Opening a connection to the database is an expensive operation. It includes the DNS resolving, TCP handshake, TLS Handshake, authentication, and setting up internal resources such as session objects and watchdogs. So, you should be conscious about opening a connection to the DB and reusing them as much as possible.

The way to achieve it is by using connection pooling. It maintains a set number of connections and opens new ones until reaching a maximum value of connections. So, your application code should always have an open connection.

Amount of queries in a single request/transaction

Whether you use connection pooling or not, your database/pool has a limit on the maximum number of open connections. You should also verify the number of queries and their processing time so you won't get to the point where your code is waiting for a connection to be available instead of running your business logic.

What should you look for?

  1. The N+1 problem
  2. Querying too much unnecessary data:
    • Filtering fetched data in code instead of in your queries.
    • Aggregate fetched data in code instead of in a query (count/sum/averages/min/max/etc)
    • Fetch fields without using them (look up big text fields or tables with a lot of columns)
  3. Use joins instead of multiple separate queries.

Optimize query processing time.

Fine-tune condition evaluation with indexes

Imagine you have a table of users containing ID, name, and birth date. Your app has a search function for all the users who have a Birthday today. Usually, the database will scan the table data row by row and filter all the records with this birthday. Imagine this table has 1M records.

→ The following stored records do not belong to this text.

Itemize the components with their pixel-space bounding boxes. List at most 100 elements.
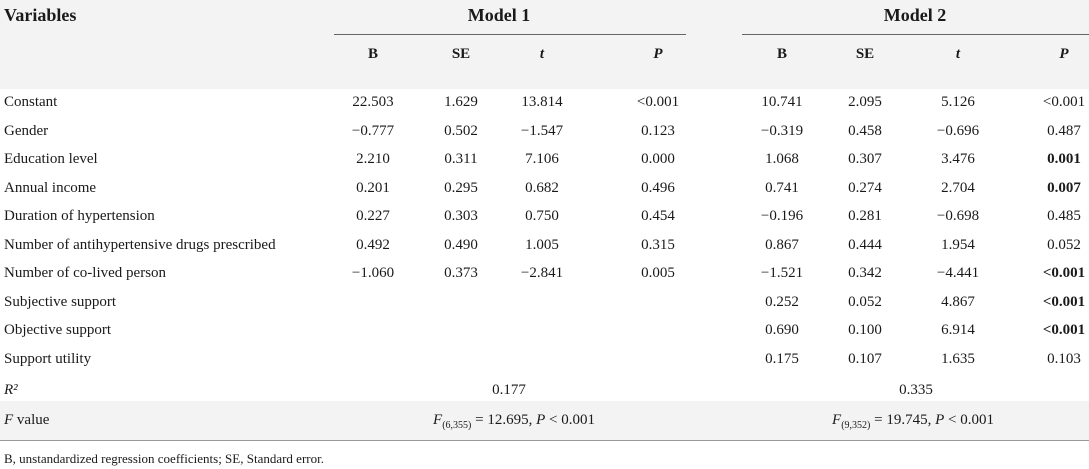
row-label: Number of antihypertensive drugs prescri… [4, 237, 276, 253]
m2-p-cell: <0.001 [1042, 94, 1086, 110]
m1-b-cell: 22.503 [352, 94, 394, 110]
bottom-rule [0, 440, 1089, 441]
m1-p-cell: 0.454 [641, 208, 675, 224]
m2-se-cell: 0.342 [848, 265, 882, 281]
m2-p-cell: 0.007 [1047, 180, 1081, 196]
m1-p-cell: <0.001 [636, 94, 680, 110]
fvalue-label: F value [4, 412, 50, 428]
row-label: Support utility [4, 351, 92, 367]
fvalue-m2-pval: < 0.001 [944, 412, 994, 428]
m2-t-cell: −4.441 [936, 265, 980, 281]
m2-b-cell: 0.252 [765, 294, 799, 310]
m2-b-cell: −0.319 [760, 123, 804, 139]
row-label: Duration of hypertension [4, 208, 155, 224]
model1-header: Model 1 [467, 5, 531, 25]
m1-se-cell: 0.295 [444, 180, 478, 196]
m2-t-cell: 2.704 [941, 180, 975, 196]
m2-se-cell: 0.307 [848, 151, 882, 167]
row-label: Annual income [4, 180, 97, 196]
row-label: Number of co-lived person [4, 265, 167, 281]
fvalue-m1-stat: = 12.695, [471, 412, 537, 428]
row-label: Constant [4, 94, 58, 110]
m1-p-cell: 0.315 [641, 237, 675, 253]
m1-col-se: SE [451, 46, 471, 62]
m2-p-cell: 0.001 [1047, 151, 1081, 167]
m2-se-cell: 0.281 [848, 208, 882, 224]
m1-t-cell: −1.547 [520, 123, 564, 139]
m2-p-cell: 0.052 [1047, 237, 1081, 253]
r2-model1: 0.177 [492, 382, 526, 398]
m2-b-cell: 0.175 [765, 351, 799, 367]
m1-col-p: P [653, 46, 663, 62]
row-label: Gender [4, 123, 49, 139]
m2-t-cell: 1.635 [941, 351, 975, 367]
row-label: Objective support [4, 322, 112, 338]
fvalue-m2-stat: = 19.745, [870, 412, 936, 428]
m1-t-cell: 13.814 [521, 94, 563, 110]
m2-t-cell: 4.867 [941, 294, 975, 310]
fvalue-model2: F(9,352) = 19.745, P < 0.001 [832, 412, 994, 431]
r2-label: R² [4, 382, 18, 398]
m1-p-cell: 0.000 [641, 151, 675, 167]
m1-p-cell: 0.123 [641, 123, 675, 139]
m2-b-cell: 0.741 [765, 180, 799, 196]
fvalue-m2-df: (9,352) [841, 420, 871, 431]
fvalue-m1-pval: < 0.001 [545, 412, 595, 428]
m2-p-cell: <0.001 [1042, 322, 1086, 338]
m1-t-cell: 0.750 [525, 208, 559, 224]
m2-t-cell: 6.914 [941, 322, 975, 338]
m2-b-cell: −1.521 [760, 265, 804, 281]
fvalue-m1-df: (6,355) [442, 420, 472, 431]
m2-se-cell: 2.095 [848, 94, 882, 110]
m1-col-t: t [539, 46, 545, 62]
m2-t-cell: −0.698 [936, 208, 980, 224]
model2-rule [742, 34, 1089, 35]
m2-se-cell: 0.458 [848, 123, 882, 139]
fvalue-m2-p: P [935, 412, 945, 428]
variables-header: Variables [4, 5, 77, 25]
model1-rule [334, 34, 686, 35]
m1-t-cell: 7.106 [525, 151, 559, 167]
m2-t-cell: 1.954 [941, 237, 975, 253]
row-label: Education level [4, 151, 98, 167]
m1-b-cell: 0.227 [356, 208, 390, 224]
m2-se-cell: 0.107 [848, 351, 882, 367]
fvalue-label-rest: value [13, 412, 50, 428]
m2-b-cell: 0.867 [765, 237, 799, 253]
m2-p-cell: <0.001 [1042, 265, 1086, 281]
fvalue-m1-p: P [536, 412, 546, 428]
m2-se-cell: 0.100 [848, 322, 882, 338]
m2-col-t: t [955, 46, 961, 62]
header-band [0, 0, 1089, 89]
m1-se-cell: 0.490 [444, 237, 478, 253]
m2-se-cell: 0.274 [848, 180, 882, 196]
m2-b-cell: 10.741 [761, 94, 803, 110]
m2-col-p: P [1059, 46, 1069, 62]
m1-b-cell: −0.777 [351, 123, 395, 139]
m2-col-se: SE [855, 46, 875, 62]
m1-se-cell: 0.303 [444, 208, 478, 224]
m2-t-cell: −0.696 [936, 123, 980, 139]
m2-p-cell: <0.001 [1042, 294, 1086, 310]
m2-p-cell: 0.485 [1047, 208, 1081, 224]
m1-b-cell: −1.060 [351, 265, 395, 281]
m1-t-cell: 0.682 [525, 180, 559, 196]
m1-se-cell: 0.311 [444, 151, 478, 167]
m2-t-cell: 5.126 [941, 94, 975, 110]
m1-t-cell: 1.005 [525, 237, 559, 253]
fvalue-band [0, 401, 1089, 440]
m2-p-cell: 0.487 [1047, 123, 1081, 139]
footnote: B, unstandardized regression coefficient… [4, 451, 324, 466]
m1-se-cell: 1.629 [444, 94, 478, 110]
m1-t-cell: −2.841 [520, 265, 564, 281]
m1-b-cell: 2.210 [356, 151, 390, 167]
row-label: Subjective support [4, 294, 117, 310]
m2-b-cell: 0.690 [765, 322, 799, 338]
m1-b-cell: 0.201 [356, 180, 390, 196]
m2-b-cell: −0.196 [760, 208, 804, 224]
m2-se-cell: 0.444 [848, 237, 882, 253]
m2-se-cell: 0.052 [848, 294, 882, 310]
r2-model2: 0.335 [899, 382, 933, 398]
model2-header: Model 2 [883, 5, 947, 25]
m2-col-b: B [776, 46, 788, 62]
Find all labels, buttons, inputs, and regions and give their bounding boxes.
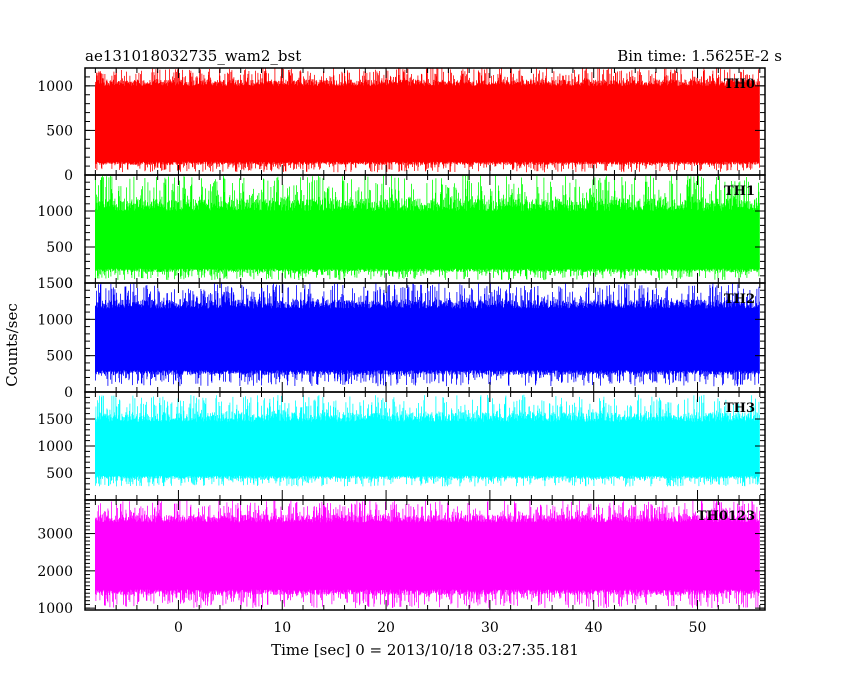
- y-tick-label: 1000: [37, 204, 73, 220]
- y-tick-label: 1500: [37, 412, 73, 428]
- y-tick-label: 1000: [37, 439, 73, 455]
- y-axis-label: Counts/sec: [3, 303, 21, 387]
- x-tick-label: 40: [585, 620, 603, 636]
- y-tick-label: 1000: [37, 601, 73, 617]
- x-tick-label: 0: [174, 620, 183, 636]
- series-th0-trace: [95, 68, 760, 173]
- x-tick-label: 20: [377, 620, 395, 636]
- series-th0123-label: TH0123: [697, 509, 755, 524]
- y-tick-label: 500: [46, 349, 73, 365]
- y-tick-label: 2000: [37, 564, 73, 580]
- title-right: Bin time: 1.5625E-2 s: [617, 47, 782, 65]
- series-th3-label: TH3: [724, 401, 755, 416]
- y-tick-label: 0: [64, 168, 73, 184]
- series-th0-label: TH0: [724, 77, 755, 92]
- title-left: ae131018032735_wam2_bst: [85, 47, 301, 65]
- x-tick-label: 50: [689, 620, 707, 636]
- y-tick-label: 500: [46, 466, 73, 482]
- y-tick-label: 1000: [37, 79, 73, 95]
- y-tick-label: 3000: [37, 527, 73, 543]
- series-th1-label: TH1: [724, 184, 755, 199]
- panel-th0123-frame: [84, 499, 766, 611]
- x-axis-label: Time [sec] 0 = 2013/10/18 03:27:35.181: [271, 641, 579, 659]
- series-th1-trace: [95, 175, 760, 281]
- y-tick-label: 500: [46, 123, 73, 139]
- y-tick-label: 1000: [37, 312, 73, 328]
- y-tick-label: 500: [46, 240, 73, 256]
- series-th2-trace: [95, 283, 760, 387]
- y-tick-label: 1500: [37, 276, 73, 292]
- series-th0123-trace: [95, 500, 760, 609]
- x-tick-label: 10: [273, 620, 291, 636]
- y-tick-label: 0: [64, 385, 73, 401]
- series-th3-trace: [95, 394, 760, 487]
- x-tick-label: 30: [481, 620, 499, 636]
- y-tick-label: 0: [64, 276, 73, 292]
- series-th2-label: TH2: [724, 292, 755, 307]
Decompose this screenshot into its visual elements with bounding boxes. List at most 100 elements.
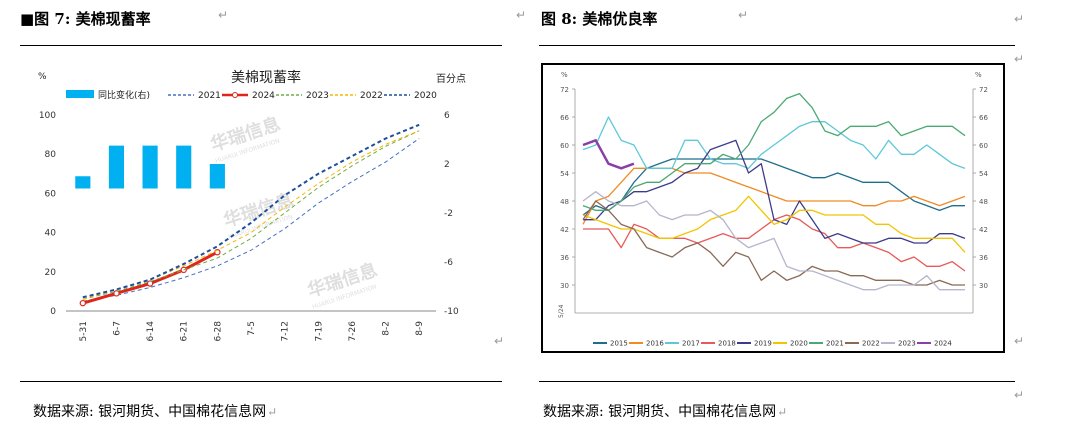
y-right-tick-label: 42 bbox=[979, 226, 988, 234]
legend-label: 2024 bbox=[934, 340, 952, 348]
legend-label: 2022 bbox=[862, 340, 880, 348]
paragraph-mark: ↵ bbox=[777, 405, 788, 419]
legend-label: 2023 bbox=[306, 91, 329, 101]
bar bbox=[142, 145, 158, 189]
y-right-tick-label: 30 bbox=[979, 282, 988, 290]
legend-label: 2015 bbox=[610, 340, 628, 348]
paragraph-mark: ↵ bbox=[494, 334, 505, 348]
data-point bbox=[146, 280, 154, 287]
y-right-tick-label: 60 bbox=[979, 142, 988, 150]
legend-swatch bbox=[66, 90, 94, 98]
series-line-2017 bbox=[582, 116, 966, 169]
y-left-tick-label: 54 bbox=[560, 170, 569, 178]
source-text: 数据来源: 银河期货、中国棉花信息网 bbox=[543, 404, 777, 420]
x-tick-label: 8-9 bbox=[415, 321, 425, 336]
title-rule-left bbox=[20, 45, 502, 46]
y-right-tick-label: 48 bbox=[979, 198, 988, 206]
data-point bbox=[113, 290, 120, 297]
x-tick-label: 7-26 bbox=[348, 321, 358, 342]
y-left-tick-label: 36 bbox=[560, 254, 569, 262]
y-right-unit: 百分点 bbox=[436, 73, 466, 85]
legend-label: 2020 bbox=[790, 340, 808, 348]
y-left-tick-label: 30 bbox=[560, 282, 569, 290]
series-line-2021 bbox=[82, 138, 420, 302]
x-tick-label: 6-14 bbox=[146, 321, 156, 342]
series-line-2023 bbox=[82, 130, 420, 300]
x-tick-label: 5-31 bbox=[79, 321, 89, 341]
legend-label: 2018 bbox=[718, 340, 736, 348]
legend-label: 同比变化(右) bbox=[98, 89, 150, 101]
y-left-tick-label: 48 bbox=[560, 198, 569, 206]
x-tick-label: 8-2 bbox=[382, 321, 392, 336]
y-right-tick-label: 66 bbox=[979, 114, 988, 122]
bar bbox=[108, 145, 125, 189]
y-right-tick-label: -6 bbox=[444, 258, 453, 268]
paragraph-mark: ↵ bbox=[1014, 52, 1025, 66]
chart-title: 美棉现蓄率 bbox=[231, 69, 301, 86]
right-chart: % % 5/24 30 36 42 48 54 60 66 72 30 36 42 48 54 60 66 7… bbox=[541, 63, 1005, 353]
paragraph-mark: ↵ bbox=[1014, 12, 1025, 26]
series-line-2019 bbox=[583, 139, 966, 244]
bar bbox=[209, 164, 225, 189]
series-line-2020 bbox=[82, 123, 420, 299]
plot-area: 0 20 40 60 80 100 -10 -6 -2 2 6 5-31 6-7 6-14 6-21 6-28… bbox=[39, 111, 459, 341]
y-left-tick-label: 80 bbox=[45, 150, 57, 160]
bar bbox=[176, 145, 192, 189]
legend: 2015 2016 2017 2018 2019 2020 2021 2022 2023 2024 bbox=[593, 340, 952, 348]
left-chart: 美棉现蓄率 % 百分点 同比变化(右) 2021 2024 2023 2022 20 20 … bbox=[38, 69, 466, 341]
paragraph-mark: ↵ bbox=[267, 405, 278, 419]
y-left-tick-label: 40 bbox=[45, 229, 57, 239]
y-left-tick-label: 72 bbox=[560, 86, 569, 94]
legend-label: 2021 bbox=[198, 91, 221, 101]
legend-label: 2016 bbox=[646, 340, 664, 348]
source-text: 数据来源: 银河期货、中国棉花信息网 bbox=[33, 404, 267, 420]
legend-label: 2022 bbox=[360, 91, 383, 101]
figure-8-title: 图 8: 美棉优良率 bbox=[541, 10, 658, 28]
y-right-tick-label: 2 bbox=[444, 160, 450, 170]
legend-label: 2017 bbox=[682, 340, 700, 348]
legend-marker bbox=[232, 92, 238, 98]
paragraph-mark: ↵ bbox=[1014, 388, 1025, 402]
series-line-2023 bbox=[582, 191, 965, 291]
watermark: 华瑞信息 华瑞信息 华瑞信息 HUARUI INFORMATION HUARUI… bbox=[208, 113, 380, 311]
y-right-tick-label: -10 bbox=[444, 307, 459, 317]
plot-area: 30 36 42 48 54 60 66 72 30 36 42 48 54 60 66 72 bbox=[560, 86, 988, 314]
right-source: 数据来源: 银河期货、中国棉花信息网↵ bbox=[543, 401, 787, 421]
source-rule-right bbox=[539, 381, 1015, 382]
data-point bbox=[79, 299, 87, 307]
x-tick-label: 6-7 bbox=[112, 321, 122, 336]
y-left-tick-label: 100 bbox=[39, 111, 56, 121]
y-left-tick-label: 60 bbox=[45, 189, 57, 199]
y-right-tick-label: -2 bbox=[444, 209, 453, 219]
y-right-unit: % bbox=[975, 71, 982, 79]
title-rule-right bbox=[539, 45, 1015, 46]
y-left-tick-label: 20 bbox=[45, 268, 57, 278]
legend-label: 2019 bbox=[754, 340, 772, 348]
left-source: 数据来源: 银河期货、中国棉花信息网↵ bbox=[33, 401, 277, 421]
x-tick-label: 7-19 bbox=[314, 321, 324, 342]
y-right-tick-label: 6 bbox=[444, 111, 450, 121]
legend-label: 2024 bbox=[252, 91, 275, 101]
y-left-tick-label: 0 bbox=[50, 307, 56, 317]
y-right-tick-label: 72 bbox=[979, 86, 988, 94]
x-tick-label: 6-28 bbox=[213, 321, 223, 342]
y-left-tick-label: 60 bbox=[560, 142, 569, 150]
x-tick-label: 6-21 bbox=[180, 321, 190, 341]
paragraph-mark: ↵ bbox=[738, 8, 749, 22]
series-line-2020 bbox=[582, 195, 966, 253]
paragraph-mark: ↵ bbox=[516, 8, 527, 22]
figure-7-title: ■图 7: 美棉现蓄率 bbox=[20, 10, 151, 28]
legend-label: 2020 bbox=[414, 91, 437, 101]
legend-label: 2021 bbox=[826, 340, 844, 348]
paragraph-mark: ↵ bbox=[218, 8, 229, 22]
series-line-2024 bbox=[582, 139, 635, 170]
legend-label: 2023 bbox=[898, 340, 916, 348]
series-line-2022 bbox=[582, 200, 965, 286]
y-right-tick-label: 54 bbox=[979, 170, 988, 178]
legend: 同比变化(右) 2021 2024 2023 2022 2020 bbox=[66, 89, 437, 101]
y-left-unit: % bbox=[38, 72, 47, 82]
paragraph-mark: ↵ bbox=[1014, 334, 1025, 348]
x-tick-label: 7-12 bbox=[281, 321, 291, 341]
source-rule-left bbox=[20, 381, 502, 382]
series-line-2021 bbox=[582, 93, 966, 211]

Indexes are like a sidecar to your tables; they contain a "table of contents" in various data structures, so when you query data, it will be possible to access the records without scanning all table content. The index contains the data of one or more of your columns, but instead of using a list to hold the data, it uses other data structures like trees and a hash table and divides the column value into different parts so the search will be faster. full table scan is O(n), while index scan usually is O(Log(n)) or O(1), depends on the index.

So now, instead of scanning the entire table to find users with a birthday, it checks the index, gets pointers for the records in the table (or, more accurately, to the exact pages in the filesystem), and then retrieves the data.

To understand why indexing is crucial, what to index, and what kind of indexes are available, you can read here.

Fine-tune data fetching with Partitioning

If you deal with big data and need more than indexing, partitioning the data will let you only query the relevant portion. For example, if partitioning the data by "Year," you will query only data from 2024, and all 2023 won't be retrieved from the storage if you haven't explicitly asked for it (partition is like a different storage unit). If most queries are in filtering by 2024, it will dramatically enhance your query performance.

Partitioning has overhead in maintenance, and it can lead to a spike in lock manager waits and negatively impact user query performance. Increasing smaller tables and multiple indexes and partitions can generate many locks per query, causing contention problems.


Based on my experience, focusing on these 6 pillars can significantly enhance the performance of the application by 80-90%, even before implementing any additional solutions such as caching, rewriting specific parts of the application in more performant languages, dividing into microservices, or using NoSQL.